Dataset contains close to 49000 records with 16 columns. These columns consist of list title, host id, host name, borough, neighourhood, total reviews, etc. Dataset doesn't contain critical data like do they offer wifi, free meals, how many squarefeet is the property, etc which will affect the pricing of the listing.

Analyze and see what we can learn from this data,

  • What can we learn about different hosts and areas?
  • What can we learn from predictions? (ex: locations, prices, reviews, etc)
  • Which hosts are the busiest and why?
  • Is there any noticeable difference of traffic among different areas and what could be the reason for it?

Analyzing, Visualizing and Cleaning data

Here we analyze data, visualize, see correlations,decide what column do we need and what we don't need, remove unrelated columns, look for the null/na values or wrong data, treat those data, check outliers, treat the outliers and see if it needs more cleaning.

Basic examination

  • mean(average) of price values is 152$, min is 0 and max is 10000. while 75% mark of price distribution is 175 there's 10000 priced listing which hint some error in data entry or can be a natural variance. We'll explore this later.
  • there are listings that have minimum nights 1250 which can be a error in data or natural variance.
  • number of reviews column data seems ok.
  • reviews per month column has missing values.
  • some hosts have multiple properties and the host that owns most properties owns 327 properties.
  • availability_365 means the number of days the facility is available to be booked in the future 365 days. Some listings have 0 for this and max is 365

What we can learn about location?

Interesting topics for research

  • What boroghs or neighbourhoods have most expensive listings?
  • What boroghs or neighbourhoods are most busy?
  • What host is the most busy and his property distrubution around the NYC.
  • What property is the most busy and where it is located.
  • What boroghs are the least busy and posible reasons.
  • What type of listing are the most and least favorite?

Price distribution

Key points

  • Listing located in Manhattan are pricier than others. (above 150$)
  • Some pricier(than others) listings are scattered around Queens as well.
  • Host name that has most listings have listings in Brooklyn, Manhattan and few around other boroghs as well.
  • Most expensive and favorite room type is Entire home/apt and least is shared room.
  • there are about 1763 listings above 400$ in price in dataset. Entire home/apt - 1535, Private room - 216, Shared room - 12
  • There are 3 listings priced at 10000$ they are in Astoria, Greenpoint and Upper West Side areas. 2 of them are entire home/apt 1 of them is private room. 2 of them have reviews.
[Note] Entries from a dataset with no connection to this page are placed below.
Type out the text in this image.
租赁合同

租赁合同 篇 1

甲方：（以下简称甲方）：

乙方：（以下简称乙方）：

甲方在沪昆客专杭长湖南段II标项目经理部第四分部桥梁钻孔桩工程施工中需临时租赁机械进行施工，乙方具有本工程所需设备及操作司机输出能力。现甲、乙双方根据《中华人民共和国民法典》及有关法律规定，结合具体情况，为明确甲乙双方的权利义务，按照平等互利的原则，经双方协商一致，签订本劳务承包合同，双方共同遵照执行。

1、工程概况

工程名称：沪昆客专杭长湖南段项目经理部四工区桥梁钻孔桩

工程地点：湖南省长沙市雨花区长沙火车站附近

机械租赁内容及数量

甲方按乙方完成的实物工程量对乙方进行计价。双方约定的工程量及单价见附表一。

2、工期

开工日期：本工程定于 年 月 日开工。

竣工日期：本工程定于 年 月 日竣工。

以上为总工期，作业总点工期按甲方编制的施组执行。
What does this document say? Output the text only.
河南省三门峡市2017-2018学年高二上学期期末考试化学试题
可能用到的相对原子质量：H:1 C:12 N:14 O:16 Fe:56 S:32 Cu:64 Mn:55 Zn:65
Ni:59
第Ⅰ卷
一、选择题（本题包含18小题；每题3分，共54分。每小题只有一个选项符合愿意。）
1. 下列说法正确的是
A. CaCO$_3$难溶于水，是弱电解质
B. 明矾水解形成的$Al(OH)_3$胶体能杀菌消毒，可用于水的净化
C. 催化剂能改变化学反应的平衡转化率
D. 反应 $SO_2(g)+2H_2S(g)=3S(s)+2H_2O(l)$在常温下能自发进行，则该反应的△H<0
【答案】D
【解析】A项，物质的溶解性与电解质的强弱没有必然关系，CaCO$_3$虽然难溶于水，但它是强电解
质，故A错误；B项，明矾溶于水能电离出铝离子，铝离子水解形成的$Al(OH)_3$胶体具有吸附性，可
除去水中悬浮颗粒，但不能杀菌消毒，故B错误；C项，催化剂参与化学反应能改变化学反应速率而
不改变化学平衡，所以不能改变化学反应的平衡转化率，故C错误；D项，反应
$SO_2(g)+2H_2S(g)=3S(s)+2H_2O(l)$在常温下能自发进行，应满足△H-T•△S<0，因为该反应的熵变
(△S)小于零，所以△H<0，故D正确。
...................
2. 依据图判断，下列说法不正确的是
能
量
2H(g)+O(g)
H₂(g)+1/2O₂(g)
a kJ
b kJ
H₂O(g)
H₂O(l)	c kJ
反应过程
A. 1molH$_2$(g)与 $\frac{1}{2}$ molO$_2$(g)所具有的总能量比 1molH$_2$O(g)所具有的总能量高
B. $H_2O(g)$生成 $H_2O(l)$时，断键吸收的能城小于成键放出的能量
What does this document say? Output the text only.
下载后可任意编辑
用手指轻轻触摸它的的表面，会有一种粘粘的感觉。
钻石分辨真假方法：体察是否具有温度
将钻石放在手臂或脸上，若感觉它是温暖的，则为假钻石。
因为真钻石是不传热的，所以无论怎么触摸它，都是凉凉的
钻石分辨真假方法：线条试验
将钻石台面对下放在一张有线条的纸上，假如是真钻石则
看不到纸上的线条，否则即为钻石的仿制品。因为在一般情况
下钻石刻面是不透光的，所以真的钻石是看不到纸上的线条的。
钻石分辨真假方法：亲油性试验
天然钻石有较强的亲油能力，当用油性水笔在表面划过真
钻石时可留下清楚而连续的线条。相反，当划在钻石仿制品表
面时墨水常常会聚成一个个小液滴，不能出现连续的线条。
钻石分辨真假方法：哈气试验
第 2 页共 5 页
After removing outliers in price column

  • No listings for Shared rooms in Bronx. Staten Island have only 14.

What key factors drive price the most

We can see correlation between location and room type with the price. The other parameter doesn't show linear corrleation pattern with price. Only parameters that affect the price within a pattern is room_type, neighbourhood/location.

Predictive model

What can we predict? Do we have enough data to build a predictive model.

  • Preprocessing Preprocessing data to feed the model, split data for training, evaluating and testing
  • Model What can we predict? Do we have enough data to build a predictive model.

I have tried mulitple linear regression models to make a ml model that can predict the price of a listing with other parameters. But none of them were efficient. You can see the preprocessing and model fitting in 'airbnb_nyc_data_analyze_and_model_v2.ipynb' notebook. If you are seeing this in github repo there will be a notebook with that name. You can check that out.

The reason we can't build a effient ml model is because we don't have enough data. Only corelation that we have with price is the location and room type. That is not enough. Let's say there are 2 listings in same neighourhood, both are private rooms but prices are significantly different. Why? because one is larger, more cozy, have free wifi, free breakfast, etc like other benefits that will drive it's price comparing to other property that doesn't have those benefits.

We need more data/features/parameters to build a effient predictive model.

Conclusion

Price is mostly affected by location and room types. But still that's not enough to build a linear regression model. Dataset is good for EDA purpose but not enough parameters for a predictive model.